DOVER TOWNSHIP, Ohio — The Tuscarawas County Sheriff's Office is closing a cold case that has troubled the Dover Township community for decades.
In 1998, a group of children found a suitcase on Winkler Road that contained the pelvis and part of a leg of an unknown man. A week later, another suitcase containing a torso was found on Boltz Orchard Road in Jefferson Township.
Investigators took DNA samples from the remains and discovered fingerprints on the suitcases, but the identities of their owners remained a mystery.
Three years ago, Sheriff Orvis L. Campbell tasked Det. Sergeant Ryan Hamilton with determining whether advances in DNA technology would shed new light on the case.
The department worked closely with the Ohio Bureau of Criminal Investigation and two criminal intel analysts, Lisa Savage and Jen Dillion, and discovered a possible living family member in Euclid.

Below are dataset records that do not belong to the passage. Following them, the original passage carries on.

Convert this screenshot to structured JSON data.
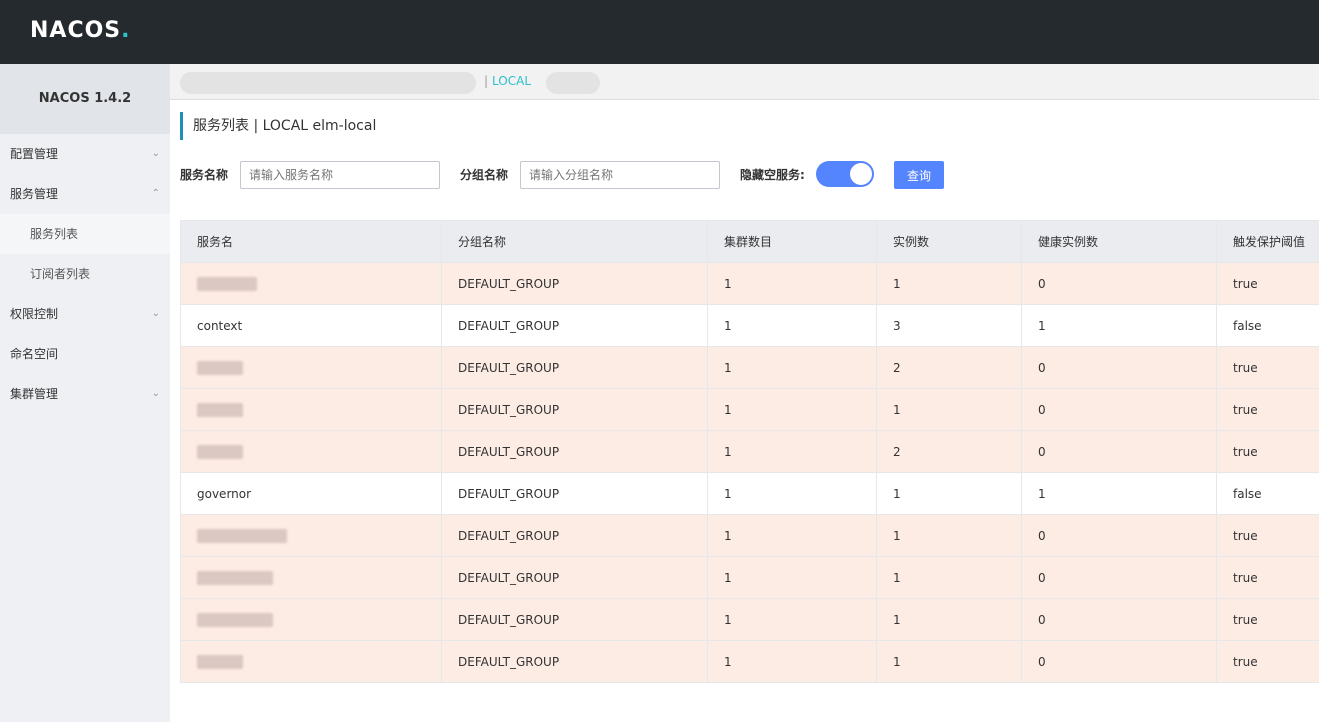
{
  "header": {
    "logo_text": "NACOS",
    "logo_dot": "."
  },
  "sidebar": {
    "version": "NACOS 1.4.2",
    "items": [
      {
        "label": "配置管理",
        "chevron": "⌄"
      },
      {
        "label": "服务管理",
        "chevron": "⌃"
      },
      {
        "label": "服务列表"
      },
      {
        "label": "订阅者列表"
      },
      {
        "label": "权限控制",
        "chevron": "⌄"
      },
      {
        "label": "命名空间"
      },
      {
        "label": "集群管理",
        "chevron": "⌄"
      }
    ]
  },
  "breadcrumb": {
    "separator": "|",
    "current": "LOCAL"
  },
  "page_title": "服务列表 | LOCAL elm-local",
  "filters": {
    "service_label": "服务名称",
    "service_placeholder": "请输入服务名称",
    "group_label": "分组名称",
    "group_placeholder": "请输入分组名称",
    "hide_empty_label": "隐藏空服务:",
    "query_button": "查询"
  },
  "table": {
    "headers": [
      "服务名",
      "分组名称",
      "集群数目",
      "实例数",
      "健康实例数",
      "触发保护阈值"
    ],
    "rows": [
      {
        "name": "",
        "group": "DEFAULT_GROUP",
        "clusters": "1",
        "instances": "1",
        "healthy": "0",
        "protect": "true"
      },
      {
        "name": "context",
        "group": "DEFAULT_GROUP",
        "clusters": "1",
        "instances": "3",
        "healthy": "1",
        "protect": "false"
      },
      {
        "name": "",
        "group": "DEFAULT_GROUP",
        "clusters": "1",
        "instances": "2",
        "healthy": "0",
        "protect": "true"
      },
      {
        "name": "",
        "group": "DEFAULT_GROUP",
        "clusters": "1",
        "instances": "1",
        "healthy": "0",
        "protect": "true"
      },
      {
        "name": "",
        "group": "DEFAULT_GROUP",
        "clusters": "1",
        "instances": "2",
        "healthy": "0",
        "protect": "true"
      },
      {
        "name": "governor",
        "group": "DEFAULT_GROUP",
        "clusters": "1",
        "instances": "1",
        "healthy": "1",
        "protect": "false"
      },
      {
        "name": "",
        "group": "DEFAULT_GROUP",
        "clusters": "1",
        "instances": "1",
        "healthy": "0",
        "protect": "true"
      },
      {
        "name": "",
        "group": "DEFAULT_GROUP",
        "clusters": "1",
        "instances": "1",
        "healthy": "0",
        "protect": "true"
      },
      {
        "name": "",
        "group": "DEFAULT_GROUP",
        "clusters": "1",
        "instances": "1",
        "healthy": "0",
        "protect": "true"
      },
      {
        "name": "",
        "group": "DEFAULT_GROUP",
        "clusters": "1",
        "instances": "1",
        "healthy": "0",
        "protect": "true"
      }
    ]
  },
  "colors": {
    "accent": "#5584ff",
    "warn_row": "#fdece4",
    "header_bg": "#252a2f",
    "logo_accent": "#2ec1cc"
  }
}
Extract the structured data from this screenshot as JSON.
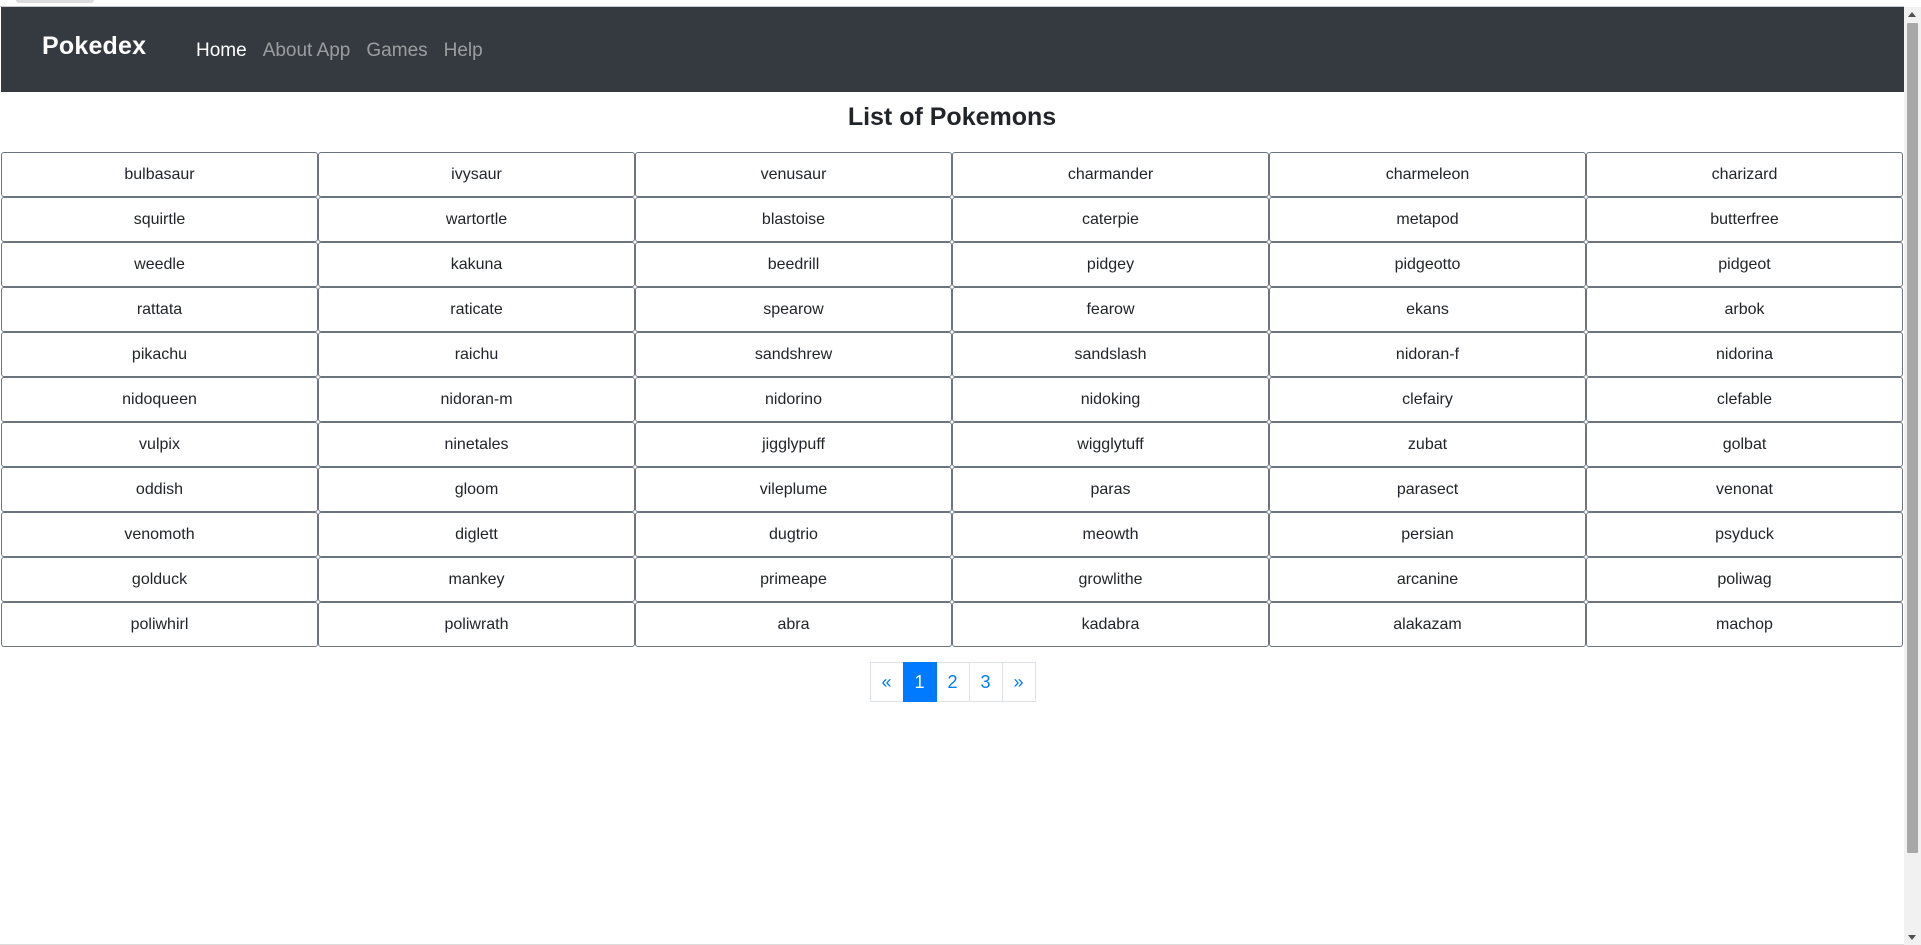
{
  "navbar": {
    "brand": "Pokedex",
    "links": [
      {
        "label": "Home",
        "active": true
      },
      {
        "label": "About App",
        "active": false
      },
      {
        "label": "Games",
        "active": false
      },
      {
        "label": "Help",
        "active": false
      }
    ]
  },
  "main": {
    "title": "List of Pokemons",
    "pokemons": [
      "bulbasaur",
      "ivysaur",
      "venusaur",
      "charmander",
      "charmeleon",
      "charizard",
      "squirtle",
      "wartortle",
      "blastoise",
      "caterpie",
      "metapod",
      "butterfree",
      "weedle",
      "kakuna",
      "beedrill",
      "pidgey",
      "pidgeotto",
      "pidgeot",
      "rattata",
      "raticate",
      "spearow",
      "fearow",
      "ekans",
      "arbok",
      "pikachu",
      "raichu",
      "sandshrew",
      "sandslash",
      "nidoran-f",
      "nidorina",
      "nidoqueen",
      "nidoran-m",
      "nidorino",
      "nidoking",
      "clefairy",
      "clefable",
      "vulpix",
      "ninetales",
      "jigglypuff",
      "wigglytuff",
      "zubat",
      "golbat",
      "oddish",
      "gloom",
      "vileplume",
      "paras",
      "parasect",
      "venonat",
      "venomoth",
      "diglett",
      "dugtrio",
      "meowth",
      "persian",
      "psyduck",
      "golduck",
      "mankey",
      "primeape",
      "growlithe",
      "arcanine",
      "poliwag",
      "poliwhirl",
      "poliwrath",
      "abra",
      "kadabra",
      "alakazam",
      "machop"
    ]
  },
  "pagination": {
    "prev_label": "«",
    "next_label": "»",
    "pages": [
      "1",
      "2",
      "3"
    ],
    "current_page": "1",
    "active_color": "#007bff"
  },
  "colors": {
    "navbar_bg": "#343a40",
    "link_color": "#007bff",
    "cell_border": "#6c757d"
  }
}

That led investigators to 81-year-old Larry J. Drotleff, who the department said had previously been caught collecting Social Security and retirement funds from his dead father, Lawrence A. Drotleff.
DNA testing confirmed that the remains belonged to the elder Drotleff.
In 2024, Hamilton and Captain Adam Fisher interviewed Larry Drotleff, who told investigators that years ago, while still living with his father, he left for work one day and when he came home, he found his father dead.
The department said that Drotleff told investigators he then used a hand saw to cut up his father's body, put some of the remains in suitcases and others in plastic bags that he placed in dumpsters near where he worked.
The statute of limitations prevented investigators from charging the son with abuse of a corpse, the department said. However, investigators worked with the FBI and the United States Attorney's Office in Cleveland to file federal charges against the son for allegedly stealing $111,485 in Social Security benefits and $135,040 in pension funds from his father's General Electric pension.